Thursday 12 March 2009

This 'n' That


Thought it was about time for some photos - been a while. This is me, Cathryn and the two Dans at Jeff's house in Kibungo last weekend.

Monday night was fun. Jeff & Addison were flying out of Kigali on the 4am Tuesday flight. Jeff stayed at Chez Lando over the road Sunday and Monday night, but I was way too whacked to hang out Sunday after the King Faisal adventure and being on antibiotics, meaning no booze. Cathryn and I caught up with him Sunday daytime though and checked out his room - very swanky. Nice place to stay if you have the cash.

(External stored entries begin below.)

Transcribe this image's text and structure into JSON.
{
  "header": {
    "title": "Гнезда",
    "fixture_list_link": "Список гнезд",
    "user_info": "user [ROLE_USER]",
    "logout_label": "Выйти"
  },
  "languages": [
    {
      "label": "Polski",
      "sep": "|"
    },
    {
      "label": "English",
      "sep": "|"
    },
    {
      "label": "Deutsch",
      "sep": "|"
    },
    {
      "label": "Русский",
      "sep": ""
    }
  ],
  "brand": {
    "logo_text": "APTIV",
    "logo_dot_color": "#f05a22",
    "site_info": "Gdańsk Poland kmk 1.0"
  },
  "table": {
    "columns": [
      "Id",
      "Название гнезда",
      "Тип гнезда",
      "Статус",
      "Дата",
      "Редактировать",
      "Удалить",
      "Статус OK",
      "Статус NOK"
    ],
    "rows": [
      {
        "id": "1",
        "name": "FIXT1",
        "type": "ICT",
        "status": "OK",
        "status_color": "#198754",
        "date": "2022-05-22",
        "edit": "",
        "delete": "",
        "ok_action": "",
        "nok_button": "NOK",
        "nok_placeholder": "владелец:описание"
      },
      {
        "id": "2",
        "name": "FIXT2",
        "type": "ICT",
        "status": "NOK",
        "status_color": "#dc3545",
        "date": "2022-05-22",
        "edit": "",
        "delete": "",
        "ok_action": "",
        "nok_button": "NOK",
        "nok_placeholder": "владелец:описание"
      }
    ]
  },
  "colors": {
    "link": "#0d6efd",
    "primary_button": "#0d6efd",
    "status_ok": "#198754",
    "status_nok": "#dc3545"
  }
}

Monday, I just zoned-out. Cathryn helped me to pack some of my stuff into boxes but I wasn't really with it. In the evening Addison didn't turn up until late and Jeff arrived soon after with a couple of friends, Kivu Writers in fact. Including Felix, who I trained in funding! Pretty cool, huh? Turns out he knew Jeff from a friend in Kibungo. Small world.

Then Jeff was off to round up some of the new Peace Corps volunteers who just landed. We met them at Stella. Jeff and Addison helped me to hop over there. I ordered a Primus (beer) out of force of habit and had to do a slow-motion 'noooooooo!' just before they opened it, remembering that I couldn't drink, so swapped it for a Fanta Citron instead - joy.

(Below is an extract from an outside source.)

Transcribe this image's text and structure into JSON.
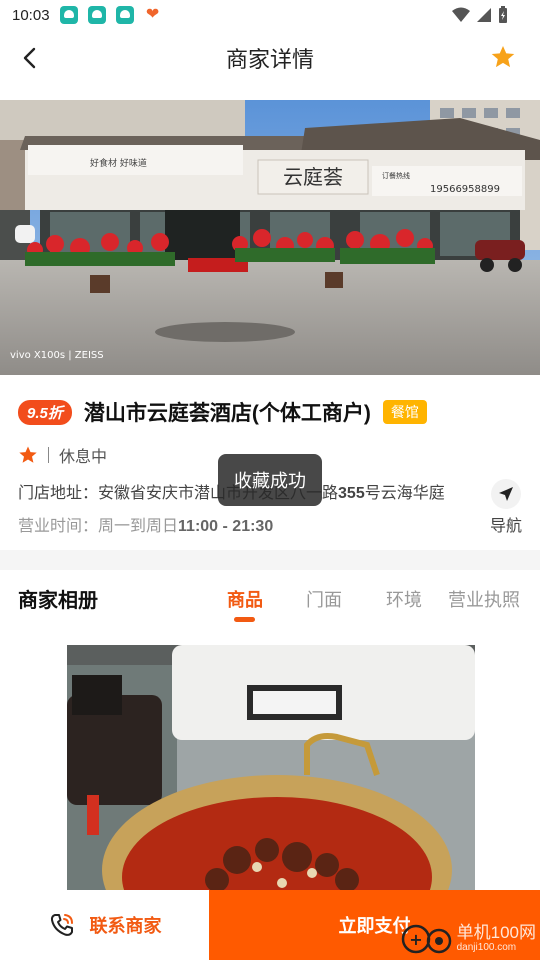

The Peace Corps were nice, on the whole. Fresh off the boat and brimming with enthusiasm... give them time. A lovely couple moving in to Jeff & Addison's old place. They were originally going to be working with Jeff before he quit.

They invited me for pizza anytime. Looking forward to that. Also Becky, Logan and Ahmed, who are absolutely lovely. Hope to see more of them.

I feel a bit sorry for them though, as PC isn't at all like VSO in the sensibility stakes. They force all of their volunteers to take Larium (this is the malaria prophylactic that lists 'suicide' as a side effect) and they test them to make sure they've been taking it! If they don't take it they get shipped home. Absolutely nuts! That stuff is seriously awful, I tried it for a week and vowed never to go near it again. Out of five other vols I know who took it, three had such bad hallucinations, depression and sleep disturbance that they swapped for something else, one persisted, and only one of the five had no problem with it at all. One of the girls freaked out so badly she thought she had little black worms swimming in her veins and went to the Polyclinique to get blood tests!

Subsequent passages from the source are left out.